The OpenEV Data API is engineered using Hexagonal Architecture (Ports and Adapters), implemented via a Rust Cargo Workspace. This architectural choice strictly enforces the Dependency Rule, ensuring that the business logic (Core) remains independent of frameworks, databases and external interfaces.
The system serves two primary objectives:
-
Data Processing Pipeline (ETL): Transform the layered JSON dataset into multiple ready-to-consume formats:
- Complete canonical JSON (all vehicles expanded and validated)
- SQLite database (embedded, ready-to-query)
- PostgreSQL schema + data (production-ready)
- CSV export (analysis and spreadsheet integration)
- XML export (legacy system compatibility)
-
API Server: Provide a high-performance REST API to query vehicle data, deployable in multiple environments (containers, serverless, edge).
The system prioritizes correctness (via strict typing), reproducibility (deterministic builds), and portability (multiple output formats and deployment targets).

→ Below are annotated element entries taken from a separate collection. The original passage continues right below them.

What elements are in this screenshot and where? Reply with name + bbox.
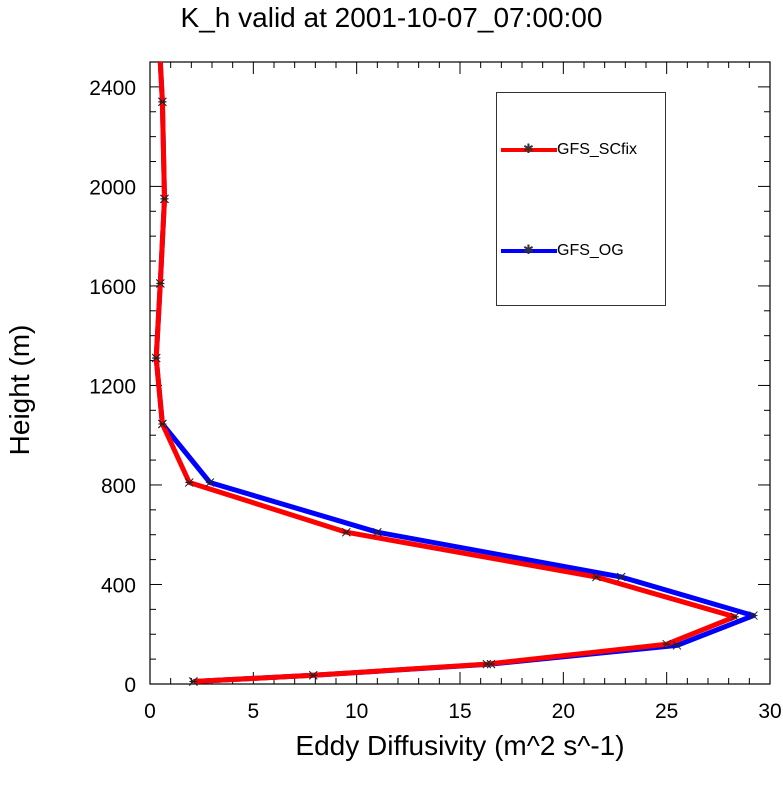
- legend-label: GFS_SCfix: [557, 141, 638, 158]
- y-tick-label: 1200: [89, 375, 136, 398]
- legend: ✱ GFS_SCfix ✱ GFS_OG: [496, 92, 666, 306]
- data-point: [662, 639, 672, 649]
- data-point: [205, 478, 215, 487]
- data-point: [482, 659, 492, 669]
- y-tick-label: 800: [101, 475, 136, 498]
- legend-label: GFS_OG: [557, 242, 624, 259]
- data-point: [616, 572, 626, 582]
- chart-title: K_h valid at 2001-10-07_07:00:00: [180, 2, 603, 33]
- series-markers: [151, 97, 758, 686]
- data-point: [158, 97, 167, 107]
- series-lines: [153, 61, 756, 684]
- x-tick-label: 30: [758, 700, 781, 723]
- data-point: [672, 641, 682, 650]
- data-point: [341, 527, 351, 537]
- legend-item-gfs-scfix: ✱ GFS_SCfix: [497, 140, 667, 160]
- series-line-gfs-scfix: [153, 61, 738, 684]
- legend-marker: ✱: [523, 141, 534, 156]
- data-point: [749, 611, 758, 620]
- y-tick-label: 400: [101, 574, 136, 597]
- data-point: [158, 419, 167, 429]
- data-point: [730, 612, 740, 622]
- legend-marker: ✱: [523, 242, 534, 257]
- data-point: [160, 194, 169, 204]
- y-tick-label: 2000: [89, 176, 136, 199]
- y-axis-label: Height (m): [4, 324, 35, 456]
- legend-item-gfs-og: ✱ GFS_OG: [497, 241, 667, 261]
- data-point: [184, 478, 194, 487]
- y-tick-label: 1600: [89, 276, 136, 299]
- axis-tick-labels: 0 5 10 15 20 25 30 0 400 800 1200 1600 2000 2400: [89, 77, 781, 723]
- axis-ticks: [149, 62, 771, 685]
- legend-swatch: [501, 148, 557, 152]
- legend-swatch: [501, 249, 557, 253]
- data-point: [155, 279, 165, 288]
- y-tick-label: 0: [124, 674, 136, 697]
- data-point: [308, 670, 318, 680]
- x-tick-label: 25: [655, 700, 678, 723]
- data-point: [372, 527, 382, 537]
- data-point: [592, 572, 601, 582]
- x-tick-label: 5: [247, 700, 259, 723]
- data-point: [151, 353, 161, 363]
- x-tick-label: 20: [552, 700, 575, 723]
- x-tick-label: 10: [345, 700, 368, 723]
- x-axis-label: Eddy Diffusivity (m^2 s^-1): [295, 730, 625, 761]
- x-tick-label: 0: [144, 700, 156, 723]
- data-point: [189, 677, 198, 686]
- x-tick-label: 15: [448, 700, 471, 723]
- y-tick-label: 2400: [89, 77, 136, 100]
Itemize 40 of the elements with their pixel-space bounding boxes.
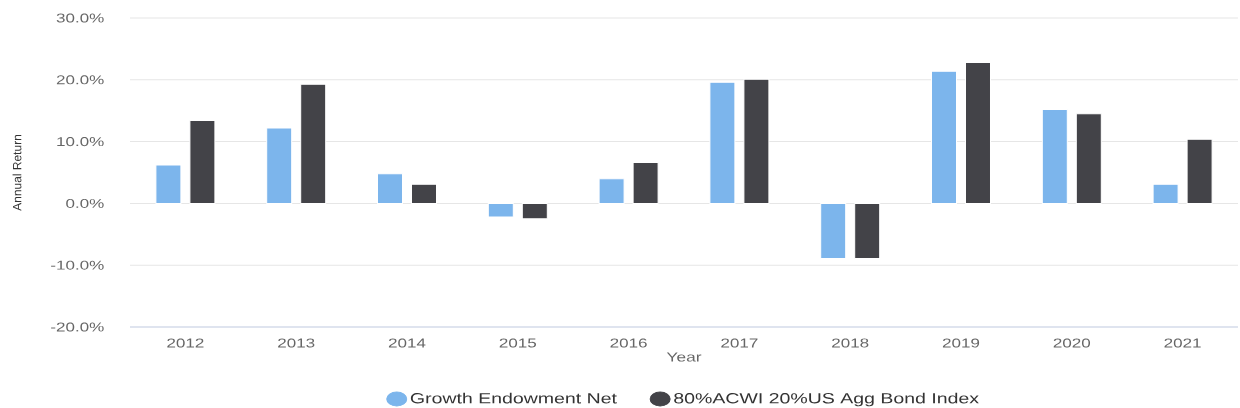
bar [487, 202, 514, 218]
bar [965, 62, 991, 204]
y-axis-title: Annual Return [12, 134, 22, 211]
bar [632, 162, 659, 204]
x-tick-label: 2017 [721, 338, 758, 348]
x-tick-label: 2014 [388, 338, 426, 348]
x-tick-label: 2012 [167, 338, 204, 348]
y-tick-label: -10.0% [51, 260, 104, 270]
y-tick-label: 10.0% [57, 137, 104, 147]
x-tick-label: 2020 [1053, 338, 1091, 348]
x-axis-title: Year [666, 352, 702, 362]
legend-label: 80%ACWI 20%US Agg Bond Index [674, 392, 979, 407]
bar [598, 178, 625, 204]
bar [266, 127, 293, 204]
bar [1041, 108, 1068, 204]
bar [1186, 138, 1213, 204]
x-tick-label: 2021 [1164, 338, 1201, 348]
y-tick-label: 0.0% [66, 198, 104, 208]
bar [411, 183, 437, 204]
bar [377, 173, 403, 204]
x-tick-label: 2015 [499, 338, 537, 348]
x-tick-label: 2018 [832, 338, 869, 348]
bar [854, 202, 881, 259]
bar [521, 202, 548, 220]
bar [820, 202, 847, 259]
y-tick-label: -20.0% [51, 322, 104, 332]
bar [931, 70, 957, 204]
y-tick-label: 30.0% [56, 13, 104, 23]
bar [1075, 113, 1102, 204]
bar [155, 164, 182, 204]
y-tick-label: 20.0% [56, 75, 104, 85]
bar [709, 81, 736, 204]
bar [743, 78, 770, 204]
bar [300, 83, 327, 204]
bar [189, 120, 216, 204]
x-tick-label: 2016 [610, 338, 647, 348]
bar [1152, 183, 1179, 204]
x-tick-label: 2013 [278, 338, 315, 348]
x-tick-label: 2019 [942, 338, 980, 348]
legend-label: Growth Endowment Net [410, 392, 617, 404]
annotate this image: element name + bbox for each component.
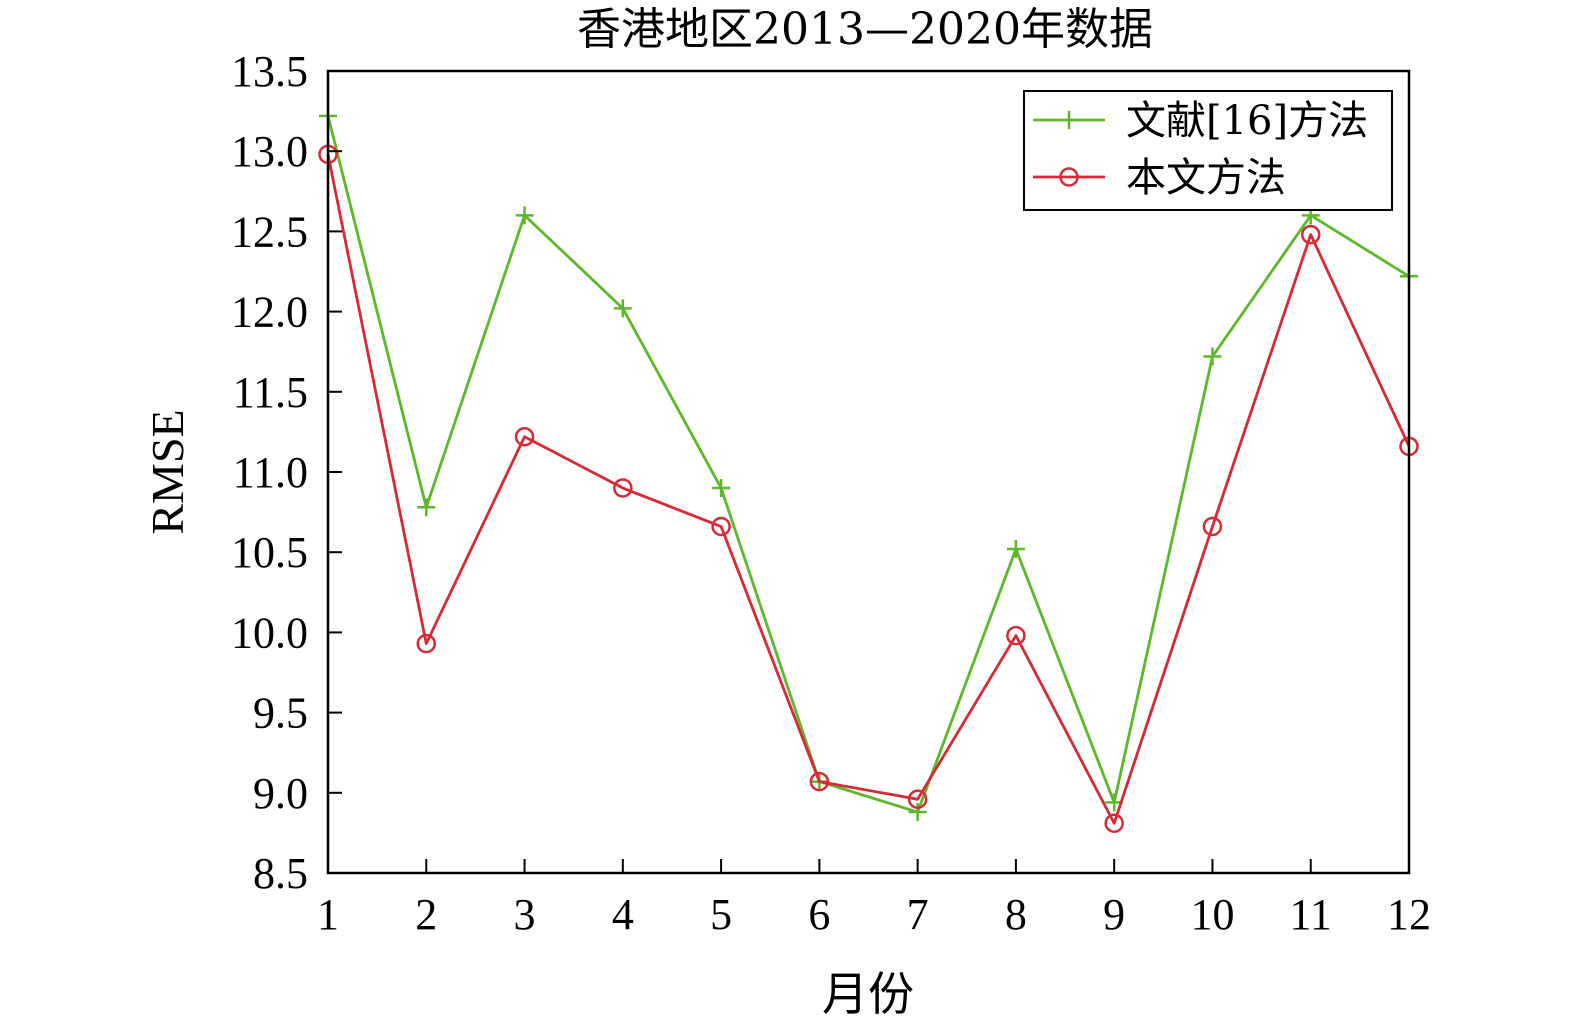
series-1-point [613, 299, 632, 318]
y-tick-label: 9.0 [253, 769, 308, 818]
series-1-point [417, 498, 436, 517]
series-2-point [1202, 516, 1223, 537]
y-tick-label: 11.5 [233, 368, 308, 417]
series-1-point [908, 803, 927, 822]
y-tick-label: 11.0 [233, 448, 308, 497]
series-1-point [1006, 539, 1025, 558]
legend-label: 本文方法 [1126, 155, 1286, 201]
x-tick-label: 3 [514, 890, 536, 939]
x-axis-label: 月份 [822, 969, 914, 1020]
y-axis-label: RMSE [142, 409, 193, 534]
series-2-point [416, 633, 437, 654]
x-tick-label: 12 [1387, 890, 1431, 939]
series-2-point [809, 771, 830, 792]
legend-swatch-marker [1060, 111, 1078, 129]
y-tick-label: 12.0 [231, 288, 308, 337]
x-tick-label: 11 [1290, 890, 1332, 939]
y-tick-label: 12.5 [231, 207, 308, 256]
y-tick-label: 13.5 [231, 47, 308, 96]
x-axis: 1 2 3 4 5 6 7 8 9 10 11 12 [317, 859, 1431, 939]
y-tick-label: 8.5 [253, 849, 308, 898]
series-line-2 [326, 154, 1411, 825]
series-2-point [907, 789, 928, 809]
x-tick-label: 9 [1103, 890, 1125, 939]
y-tick-label: 9.5 [253, 689, 308, 738]
series-1-point [515, 206, 534, 225]
series-1-point [1203, 347, 1222, 366]
y-tick-label: 10.0 [231, 608, 308, 657]
x-tick-label: 7 [907, 890, 929, 939]
y-tick-label: 10.5 [231, 528, 308, 577]
series-2-point [1104, 813, 1124, 834]
x-tick-label: 8 [1005, 890, 1027, 939]
series-2-point [514, 426, 535, 447]
series-1-point [712, 479, 731, 498]
x-tick-label: 5 [710, 890, 732, 939]
x-tick-label: 4 [612, 890, 634, 939]
series-2-point [613, 478, 633, 498]
legend-swatch-marker [1059, 167, 1079, 187]
x-tick-label: 2 [415, 890, 437, 939]
y-tick-label: 13.0 [231, 127, 308, 176]
series-2-point [1006, 625, 1026, 646]
chart-title: 香港地区2013—2020年数据 [577, 4, 1153, 55]
legend-box [1023, 90, 1393, 211]
series-2-point [711, 516, 731, 537]
y-axis: 8.5 9.0 9.5 10.0 10.5 11.0 11.5 12.0 12.5 13.0 13.… [231, 47, 342, 898]
legend-label: 文献[16]方法 [1126, 98, 1368, 144]
x-tick-label: 6 [808, 890, 830, 939]
series-2-point [1300, 224, 1321, 245]
x-tick-label: 10 [1190, 890, 1234, 939]
x-tick-label: 1 [317, 890, 339, 939]
series-layer [318, 106, 1419, 834]
series-line-1 [326, 115, 1410, 814]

Build-Time (CI/CD Pipeline):
- Dataset compilation happens during the release process
- Validation and merge logic executed once
- Multiple output artifacts generated and attached to releases
- Ensures data quality before distribution
Runtime (API Server):
- Serves pre-compiled, validated data
- No runtime validation overhead
- Optimized for read performance
- Stateless and horizontally scalable
The workspace is divided into three distinct crates, each representing a specific architectural layer:
-
crates/ev-core(The Core / Inner Hexagon):- Role: Pure Domain Library
- Responsibility: Defines domain types (
Vehicle,Battery,Charging, etc.), validation rules, and business logic. Contains no I/O, HTTP, or Database code. Shared dependency for all other crates. - Principle: "Make invalid states unrepresentable"
- Key Features:
- Rust structs mirroring the JSON schema
- Serde serialization/deserialization
- Type-safe enums for classifications
- Validation logic for data integrity
- Schema generation support
-
crates/ev-etl(Data Processing Pipeline):- Role: CLI Tool for Batch Processing
- Responsibility: Executes during CI/CD to transform source data into distributable artifacts
- Key Features:
- Reads layered JSON files from dataset repository
- Implements deep merge strategy (base.json → year → variant)
- Validates against JSON schema and domain types
- Generates multiple output formats:
vehicles.json- Complete canonical datasetvehicles.db- SQLite database with full schemavehicles.sql- PostgreSQL DDL + INSERT statementsvehicles.csv- Flattened tabular exportvehicles.xml- XML representation
- Provides validation reports and statistics
-
crates/ev-server(API Server):- Role: HTTP REST API Server
- Responsibility: Exposes vehicle data through HTTP endpoints
- Key Features:
- RESTful API design
- Query by make, model, year, variant
- Search and filter capabilities
- OpenAPI/Swagger documentation
- Multiple deployment targets:
- Standalone binary (Linux/Windows/macOS)
- Docker container
- Kubernetes deployment
- Serverless functions (future)
- Dependency Inversion: High-level modules (Adapters) depend on low-level modules (Core). The Core depends on nothing.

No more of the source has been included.